Home is where the art is… Week 1
Interior design is essentially about relationships – in a nutshell, what elements work together. As part of that, I’ve always seen works of art as important elements in interiors. I love them for themselves – personal, handmade, tactile and visual evidence of the artist’s creativity and skill – but also for the life and perspective that they bring to a room, their colour, texture and form. I’ve never understood the snobbishness of many in the art world who think that it devalues art to buy a piece that suits a particular room. It’s a discussion I’ve had often with artist and gallery owner Gill Wilson. We both think that art in interiors important – it enriches the space and the art, as well as the owner’s life.

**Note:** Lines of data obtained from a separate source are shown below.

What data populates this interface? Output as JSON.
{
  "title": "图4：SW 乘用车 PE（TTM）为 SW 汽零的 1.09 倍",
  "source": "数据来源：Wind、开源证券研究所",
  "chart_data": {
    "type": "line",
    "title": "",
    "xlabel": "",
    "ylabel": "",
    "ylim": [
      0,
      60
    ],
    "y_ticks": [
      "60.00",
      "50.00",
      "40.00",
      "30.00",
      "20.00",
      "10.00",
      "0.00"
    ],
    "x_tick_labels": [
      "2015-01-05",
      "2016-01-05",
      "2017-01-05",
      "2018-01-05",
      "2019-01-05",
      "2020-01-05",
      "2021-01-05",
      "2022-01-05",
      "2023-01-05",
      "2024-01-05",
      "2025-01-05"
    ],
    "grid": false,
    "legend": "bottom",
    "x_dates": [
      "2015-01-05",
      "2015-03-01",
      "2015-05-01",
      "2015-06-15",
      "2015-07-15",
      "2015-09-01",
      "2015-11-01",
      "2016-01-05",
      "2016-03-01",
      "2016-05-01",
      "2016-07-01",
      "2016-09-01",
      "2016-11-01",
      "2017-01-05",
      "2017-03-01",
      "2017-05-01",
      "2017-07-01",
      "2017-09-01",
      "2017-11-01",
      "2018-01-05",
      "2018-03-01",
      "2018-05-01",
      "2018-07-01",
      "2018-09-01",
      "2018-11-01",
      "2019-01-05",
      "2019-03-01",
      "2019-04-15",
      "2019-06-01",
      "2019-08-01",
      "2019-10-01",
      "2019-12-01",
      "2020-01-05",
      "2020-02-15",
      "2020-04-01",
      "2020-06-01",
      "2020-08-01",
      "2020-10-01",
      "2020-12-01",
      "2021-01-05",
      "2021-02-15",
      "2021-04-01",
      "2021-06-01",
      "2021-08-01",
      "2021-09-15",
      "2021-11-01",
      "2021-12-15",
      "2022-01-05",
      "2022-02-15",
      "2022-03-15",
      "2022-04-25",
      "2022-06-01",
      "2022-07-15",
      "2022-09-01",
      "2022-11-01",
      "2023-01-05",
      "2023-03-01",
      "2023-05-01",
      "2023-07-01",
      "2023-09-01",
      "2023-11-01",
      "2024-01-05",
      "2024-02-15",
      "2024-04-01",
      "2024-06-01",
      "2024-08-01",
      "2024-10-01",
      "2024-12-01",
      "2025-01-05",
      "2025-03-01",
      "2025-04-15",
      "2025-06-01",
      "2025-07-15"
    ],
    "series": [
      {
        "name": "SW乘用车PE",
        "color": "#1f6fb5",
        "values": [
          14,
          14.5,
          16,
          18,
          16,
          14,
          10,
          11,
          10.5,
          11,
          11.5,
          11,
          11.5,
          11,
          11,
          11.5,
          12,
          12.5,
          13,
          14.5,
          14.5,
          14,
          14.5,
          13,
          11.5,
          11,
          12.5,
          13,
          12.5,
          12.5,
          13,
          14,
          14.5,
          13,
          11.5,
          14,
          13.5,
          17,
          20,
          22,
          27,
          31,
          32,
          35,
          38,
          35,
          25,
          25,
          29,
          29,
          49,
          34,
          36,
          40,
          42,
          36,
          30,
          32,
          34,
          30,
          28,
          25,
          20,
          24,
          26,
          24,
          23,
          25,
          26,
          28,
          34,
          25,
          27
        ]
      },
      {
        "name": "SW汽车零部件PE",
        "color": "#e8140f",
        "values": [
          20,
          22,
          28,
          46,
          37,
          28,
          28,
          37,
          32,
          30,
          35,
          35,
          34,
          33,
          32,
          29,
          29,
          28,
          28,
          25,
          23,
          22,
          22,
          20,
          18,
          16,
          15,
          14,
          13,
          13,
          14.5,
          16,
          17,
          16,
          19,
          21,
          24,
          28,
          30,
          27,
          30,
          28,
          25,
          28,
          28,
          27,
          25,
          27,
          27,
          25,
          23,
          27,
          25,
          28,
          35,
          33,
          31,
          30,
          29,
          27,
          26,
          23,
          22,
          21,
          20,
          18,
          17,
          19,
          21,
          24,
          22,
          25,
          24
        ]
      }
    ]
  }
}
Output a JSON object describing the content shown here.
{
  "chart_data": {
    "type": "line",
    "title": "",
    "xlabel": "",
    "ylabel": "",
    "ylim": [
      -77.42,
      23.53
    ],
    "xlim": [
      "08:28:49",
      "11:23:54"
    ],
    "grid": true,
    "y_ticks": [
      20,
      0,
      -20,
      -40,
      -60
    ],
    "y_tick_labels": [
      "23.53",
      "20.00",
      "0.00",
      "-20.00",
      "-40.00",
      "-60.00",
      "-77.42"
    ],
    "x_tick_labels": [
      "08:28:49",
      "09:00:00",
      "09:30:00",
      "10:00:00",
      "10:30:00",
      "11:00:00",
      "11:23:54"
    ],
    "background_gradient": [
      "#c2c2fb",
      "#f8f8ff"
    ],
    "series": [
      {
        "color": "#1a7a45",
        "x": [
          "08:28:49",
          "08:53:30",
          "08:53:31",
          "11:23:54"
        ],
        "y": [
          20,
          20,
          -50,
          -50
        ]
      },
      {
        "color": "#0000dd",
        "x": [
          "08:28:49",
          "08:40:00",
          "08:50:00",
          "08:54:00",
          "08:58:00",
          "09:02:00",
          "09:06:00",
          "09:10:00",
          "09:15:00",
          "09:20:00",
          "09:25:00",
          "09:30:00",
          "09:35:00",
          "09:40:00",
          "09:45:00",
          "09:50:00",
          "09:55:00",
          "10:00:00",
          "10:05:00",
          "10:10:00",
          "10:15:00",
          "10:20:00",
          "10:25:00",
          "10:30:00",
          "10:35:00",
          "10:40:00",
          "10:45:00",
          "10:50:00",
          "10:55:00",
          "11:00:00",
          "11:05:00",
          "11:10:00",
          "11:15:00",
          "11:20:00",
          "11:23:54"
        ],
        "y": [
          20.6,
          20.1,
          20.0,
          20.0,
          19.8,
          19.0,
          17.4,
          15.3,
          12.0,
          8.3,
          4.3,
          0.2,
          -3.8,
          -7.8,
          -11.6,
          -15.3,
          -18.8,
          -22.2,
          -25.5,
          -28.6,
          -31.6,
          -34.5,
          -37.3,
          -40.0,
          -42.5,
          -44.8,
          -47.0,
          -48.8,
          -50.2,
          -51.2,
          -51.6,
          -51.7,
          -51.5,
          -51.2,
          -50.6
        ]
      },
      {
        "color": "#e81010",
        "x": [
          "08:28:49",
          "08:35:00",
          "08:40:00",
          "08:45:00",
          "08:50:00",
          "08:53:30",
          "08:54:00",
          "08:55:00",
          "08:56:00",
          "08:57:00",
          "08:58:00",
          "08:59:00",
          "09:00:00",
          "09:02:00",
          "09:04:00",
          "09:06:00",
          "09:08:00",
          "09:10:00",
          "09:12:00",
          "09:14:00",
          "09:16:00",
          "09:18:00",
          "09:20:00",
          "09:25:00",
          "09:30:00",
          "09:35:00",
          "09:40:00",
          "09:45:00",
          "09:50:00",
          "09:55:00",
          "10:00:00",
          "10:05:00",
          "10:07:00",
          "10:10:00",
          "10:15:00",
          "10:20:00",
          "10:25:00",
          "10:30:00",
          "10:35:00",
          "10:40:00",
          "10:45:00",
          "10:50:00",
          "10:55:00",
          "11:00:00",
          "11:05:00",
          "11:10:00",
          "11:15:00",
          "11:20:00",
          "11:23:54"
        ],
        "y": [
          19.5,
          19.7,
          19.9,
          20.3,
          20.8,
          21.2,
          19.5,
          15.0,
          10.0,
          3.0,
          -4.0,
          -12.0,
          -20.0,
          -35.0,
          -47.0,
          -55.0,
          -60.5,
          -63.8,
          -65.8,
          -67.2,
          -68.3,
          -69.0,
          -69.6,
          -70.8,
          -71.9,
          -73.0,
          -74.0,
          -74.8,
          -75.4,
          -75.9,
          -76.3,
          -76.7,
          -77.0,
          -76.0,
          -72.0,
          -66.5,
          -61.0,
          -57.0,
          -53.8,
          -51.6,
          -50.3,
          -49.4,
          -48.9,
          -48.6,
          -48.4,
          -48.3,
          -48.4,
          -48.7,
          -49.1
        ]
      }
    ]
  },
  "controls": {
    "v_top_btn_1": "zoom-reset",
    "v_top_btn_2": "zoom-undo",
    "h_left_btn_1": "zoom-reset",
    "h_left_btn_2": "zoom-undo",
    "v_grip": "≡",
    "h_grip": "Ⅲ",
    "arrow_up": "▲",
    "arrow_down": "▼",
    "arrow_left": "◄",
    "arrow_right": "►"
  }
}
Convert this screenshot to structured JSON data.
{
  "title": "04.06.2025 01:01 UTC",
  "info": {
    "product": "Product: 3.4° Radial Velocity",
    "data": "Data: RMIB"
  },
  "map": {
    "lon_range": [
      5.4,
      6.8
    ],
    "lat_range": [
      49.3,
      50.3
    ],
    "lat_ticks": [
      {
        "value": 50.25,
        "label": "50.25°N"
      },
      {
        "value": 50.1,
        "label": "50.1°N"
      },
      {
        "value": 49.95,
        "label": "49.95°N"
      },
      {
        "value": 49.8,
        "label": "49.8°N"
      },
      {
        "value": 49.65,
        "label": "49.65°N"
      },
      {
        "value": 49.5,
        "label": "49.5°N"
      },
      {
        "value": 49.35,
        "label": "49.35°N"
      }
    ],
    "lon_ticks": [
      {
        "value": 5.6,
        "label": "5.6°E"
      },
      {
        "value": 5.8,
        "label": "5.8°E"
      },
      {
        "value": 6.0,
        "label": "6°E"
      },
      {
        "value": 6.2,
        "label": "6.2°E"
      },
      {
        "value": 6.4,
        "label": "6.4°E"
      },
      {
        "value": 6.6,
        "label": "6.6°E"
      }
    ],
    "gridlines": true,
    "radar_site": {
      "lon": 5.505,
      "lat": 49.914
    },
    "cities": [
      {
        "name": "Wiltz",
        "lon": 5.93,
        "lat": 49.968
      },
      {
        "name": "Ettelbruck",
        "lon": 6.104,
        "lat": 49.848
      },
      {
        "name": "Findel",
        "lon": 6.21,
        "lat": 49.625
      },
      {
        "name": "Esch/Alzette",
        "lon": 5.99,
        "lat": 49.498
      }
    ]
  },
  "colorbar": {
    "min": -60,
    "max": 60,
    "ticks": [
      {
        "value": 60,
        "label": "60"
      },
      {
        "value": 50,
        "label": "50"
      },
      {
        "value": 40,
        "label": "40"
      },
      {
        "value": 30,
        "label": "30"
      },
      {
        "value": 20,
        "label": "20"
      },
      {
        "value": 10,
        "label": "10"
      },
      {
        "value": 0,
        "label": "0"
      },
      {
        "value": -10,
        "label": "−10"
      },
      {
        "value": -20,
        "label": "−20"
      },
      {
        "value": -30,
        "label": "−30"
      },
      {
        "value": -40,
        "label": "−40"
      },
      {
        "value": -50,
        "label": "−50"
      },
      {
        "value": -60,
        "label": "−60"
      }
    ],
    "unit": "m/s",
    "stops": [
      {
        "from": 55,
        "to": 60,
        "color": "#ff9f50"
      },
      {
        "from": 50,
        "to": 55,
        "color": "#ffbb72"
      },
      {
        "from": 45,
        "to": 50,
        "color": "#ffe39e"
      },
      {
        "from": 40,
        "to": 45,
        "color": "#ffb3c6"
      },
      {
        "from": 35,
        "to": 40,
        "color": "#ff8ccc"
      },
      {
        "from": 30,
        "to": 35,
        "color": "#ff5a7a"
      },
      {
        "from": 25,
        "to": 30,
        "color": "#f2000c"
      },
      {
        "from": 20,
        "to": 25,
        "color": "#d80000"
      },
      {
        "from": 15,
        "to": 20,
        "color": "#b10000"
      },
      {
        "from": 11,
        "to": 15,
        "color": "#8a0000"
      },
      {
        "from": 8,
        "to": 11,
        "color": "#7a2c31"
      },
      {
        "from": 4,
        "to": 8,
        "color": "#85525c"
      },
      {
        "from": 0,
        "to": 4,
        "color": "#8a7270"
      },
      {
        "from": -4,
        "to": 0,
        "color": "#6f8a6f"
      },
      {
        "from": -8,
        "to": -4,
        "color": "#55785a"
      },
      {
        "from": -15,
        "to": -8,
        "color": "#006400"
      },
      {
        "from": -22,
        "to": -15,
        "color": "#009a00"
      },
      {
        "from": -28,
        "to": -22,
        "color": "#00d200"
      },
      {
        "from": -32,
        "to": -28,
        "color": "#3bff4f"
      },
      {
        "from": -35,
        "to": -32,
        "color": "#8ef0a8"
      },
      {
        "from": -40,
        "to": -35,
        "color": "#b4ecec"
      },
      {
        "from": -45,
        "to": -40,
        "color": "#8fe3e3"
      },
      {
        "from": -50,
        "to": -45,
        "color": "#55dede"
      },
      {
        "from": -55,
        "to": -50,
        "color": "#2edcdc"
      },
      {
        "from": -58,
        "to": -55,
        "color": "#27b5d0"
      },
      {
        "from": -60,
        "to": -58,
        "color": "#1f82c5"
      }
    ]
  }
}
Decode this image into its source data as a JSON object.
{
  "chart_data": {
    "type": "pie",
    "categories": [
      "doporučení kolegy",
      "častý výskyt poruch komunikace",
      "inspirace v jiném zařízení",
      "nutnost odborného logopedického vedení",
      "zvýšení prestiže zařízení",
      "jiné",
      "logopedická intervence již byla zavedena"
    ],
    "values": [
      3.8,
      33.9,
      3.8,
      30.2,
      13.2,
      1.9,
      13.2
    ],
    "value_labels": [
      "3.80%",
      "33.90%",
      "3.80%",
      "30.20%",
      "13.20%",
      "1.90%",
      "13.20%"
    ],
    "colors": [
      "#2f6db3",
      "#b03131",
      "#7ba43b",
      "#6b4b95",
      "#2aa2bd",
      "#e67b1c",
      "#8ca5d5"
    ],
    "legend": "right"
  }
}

Gill finds that people are often unsure how to showcase a piece that they’ve bought. As an interior designer, I find that people need help in pulling together all of the relationships in a room, including the art they own.
Myself and Gill have decided to do a blog on how easy this can be. Starting with the basics, we’re going to take individual works of art that come through Gill’s gallery, Gallerytop in Rowsley, Derbyshire, and show how they change & grow with a good wall colour behind them. This can transform how you view the work, draw your eye in and just be really satisfying.
We’ve started with a real colourist work from Mary Sumner, called ‘Pigeon and Bee’. An exquisite small piece, this has huge charm and is very easy to live with – nature calls us all. But it is far more than that – the depth and strength of the colours and the clear simplifying lines of the birds give it a contemporary edge. There is a huge amount of personality in this piece. The colours are a delight and we were spoilt for choice, finally deciding on Dulux Fragrant Cloud 2 – the name wasn’t one of the reasons for choosing this colour but it does suit the painting nicely. This warm blue always strikes me as an upstairs colour – and would look great in a bedroom with lots of light. The small jewel of an painting is held and enhanced by the blue. This is quite a traditional look, and if you wanted it a bit edgier, look at the bee in the foreground and be brave with the orange! However, you could also work with a soft neutral like the middle ground – I’m thinking Dulux Heritage Green Clay, a sophisticated neutral. The effect you get from working with the more subtle areas of a painting can be really successful and more so from being subliminal.